Updated on November 21, 2022

• jh123 12 months

I would like to solve the Laplace transform of the following function:

$$t \mapsto t e^{at}\sin (bt).$$

I know that $\mathscr{L}\left(\sin(bt)\right)=\dfrac{b}{s^2+b^2}$ and that you have to take the integral from $0$ to $\infty$ and multiply it by $e^{-st}$.

• Alex Provost over 7 years
• jh123 over 7 years
Just looking to get some help with this calculation and integral
• reuns over 7 years
start with using Latex, and not writing $\sin bt = \frac{b}{s^2+b^2}$ !
• jh123 over 7 years
Okay so then I just need to evauluate from 0 to infinity?
• Olivier Oloa over 7 years
• jh123 over 7 years
Isn't e^(at) = 1/(s-a)
• Olivier Oloa over 7 years
@javahelper123 Yes. But here we have $e^{at}\cdot f(t)$, not only $e^{at}$.
• jh123 over 7 years
And why do you put the s on the end in brackets like that?
• Olivier Oloa over 7 years
Because the variable in the initial function is $t$, whereas the variable in the Laplace transform is $s$.
• jh123 over 7 years
Okay and where you say e^(at)•f(t) is f(t) e^(-st)
• Olivier Oloa over 7 years
It's rather $\mathscr{L}\left(e^{at}\cdot f(t) \right)(s)=\left(\mathscr{L}f\right)(s-a)$. Thus if you know the L transform of $f$, you just deduce the L transform of $e^{at} \cdot f$ this way.
• jh123 over 7 years
Okay so this should be good enough as a solution to this question?
• Olivier Oloa over 7 years
I think it's fine as a solution.
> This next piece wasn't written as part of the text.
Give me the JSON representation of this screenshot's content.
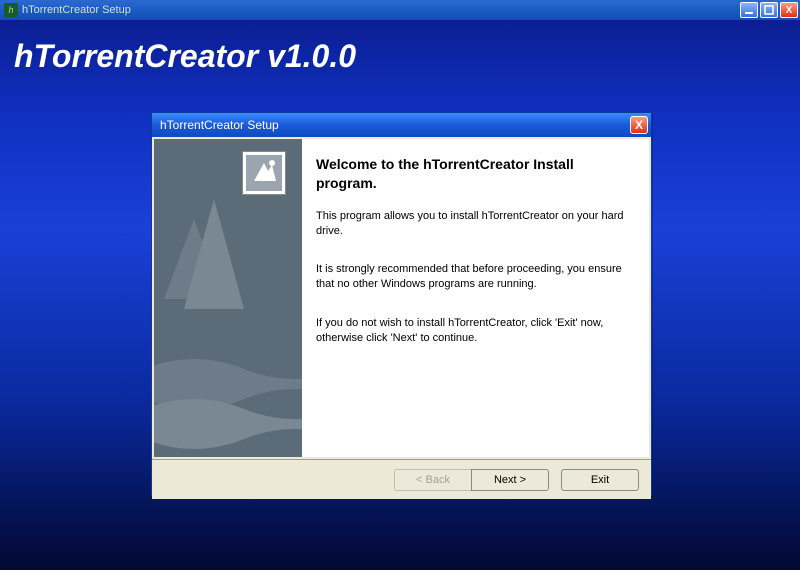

Thank you.
• jh123 over 7 years
Okay awesome thanks for your time
• reuns over 7 years
@javahelper123 of course if you think that $\sin b t = \frac{b^2}{b^2+s^2}$ (in latex : $\text{\$\sin b t = \frac{b^2}{b^2+s^2}\$}$) you won't go very far
• Olivier Oloa over 7 years
@user1952009 You are right, but I think the OP means the 'Laplace transform of...', that's why I've edited his question accordingly.
• reuns over 7 years
yes saw that, what worries me is that he didn't edit, and wrote again 'Isn't e^(at) = 1/(s-a) ' (@javahelper123)